After college, I spent half a year traveling Africa. The original plan was to spend four weeks in a hospital (with my friend, who was deciding between medical missions in Africa vs medical missions in America) and four months doing what I wanted to do (preparing videos for the church).

We had a blast in the hospital. We stretched four weeks into five before our video obligations drew us elsewhere. On the train leaving Heri Hospital in rural Tanzania, I knew I would be missing something if I didn’t go to medical school and return to Africa.

My first year in medical school at Loma Linda I met a girl. She was up front in church talking about a mission trip to Ethiopia. All I knew about her was that she was hot, compassionate, funny, intelligent and passionately in love with God. I turned to my friend beside me and said, ‘I’m gonna marry her.’ (By way of full disclosure, I said that a lot, just because I thought it would be awesome to be able to say that some day about my wife.)

After she shot me down asking her out on four dates, she eventually recognized that true love ignores restraining orders (just kidding) and married me.

Danae finished medical school a year ahead of me and began Obstetrics/Gynecology residency. The next year, God answered prayers and I started Emergency Medicine residency in the same Massachusetts hospital.

Two years later we found ourselves preparing for the mission field. On a scouting trip, leaving the capital of Tchad, N’Djamena, on the was to the Adventist hospital in Bere, Tchad (southwestern Tchad), we felt like we had found our home. One week later we asked to replace the departing doctor and were conditionally approved. This was August.

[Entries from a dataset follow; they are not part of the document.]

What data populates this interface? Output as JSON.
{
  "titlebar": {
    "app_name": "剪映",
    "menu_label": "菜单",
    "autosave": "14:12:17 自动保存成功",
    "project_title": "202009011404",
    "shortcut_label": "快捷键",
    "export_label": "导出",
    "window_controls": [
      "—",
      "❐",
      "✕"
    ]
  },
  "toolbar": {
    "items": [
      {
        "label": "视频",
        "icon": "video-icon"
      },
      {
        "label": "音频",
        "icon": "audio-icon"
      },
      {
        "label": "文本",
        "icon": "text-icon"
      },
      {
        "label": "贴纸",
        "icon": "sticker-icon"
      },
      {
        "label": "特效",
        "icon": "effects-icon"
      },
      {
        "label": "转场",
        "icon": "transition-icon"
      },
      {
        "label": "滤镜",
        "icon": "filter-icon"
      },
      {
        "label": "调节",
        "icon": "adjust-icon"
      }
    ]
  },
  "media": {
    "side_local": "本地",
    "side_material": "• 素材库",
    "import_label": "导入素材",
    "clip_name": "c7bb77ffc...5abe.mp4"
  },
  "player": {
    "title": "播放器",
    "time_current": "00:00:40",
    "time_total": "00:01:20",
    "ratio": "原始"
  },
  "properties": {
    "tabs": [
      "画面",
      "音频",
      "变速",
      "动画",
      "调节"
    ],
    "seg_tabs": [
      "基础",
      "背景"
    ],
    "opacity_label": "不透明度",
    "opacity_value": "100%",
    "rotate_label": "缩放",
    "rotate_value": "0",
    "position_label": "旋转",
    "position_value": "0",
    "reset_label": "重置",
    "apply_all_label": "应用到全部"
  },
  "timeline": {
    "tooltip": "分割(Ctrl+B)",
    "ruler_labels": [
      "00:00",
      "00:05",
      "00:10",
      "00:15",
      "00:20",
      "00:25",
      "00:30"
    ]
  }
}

In April, we found ourselves beginning the formal process of becoming missionaries. So many miracles fell into place that I don’t think I can describe them all here. Many individuals in the General Conference worked very hard to overcome some slow political machinations to get us to Tchad. Everything fell into place in the exact timing necessary without even breaking any protocols, although I must admit being nervous staring down $300,000 in medical school loans coming due and being unemployed right up until the last possible second.

August 13, we became missionaries (even though it had to become retroactive), employed by the General Conference of Seventh-day Adventists.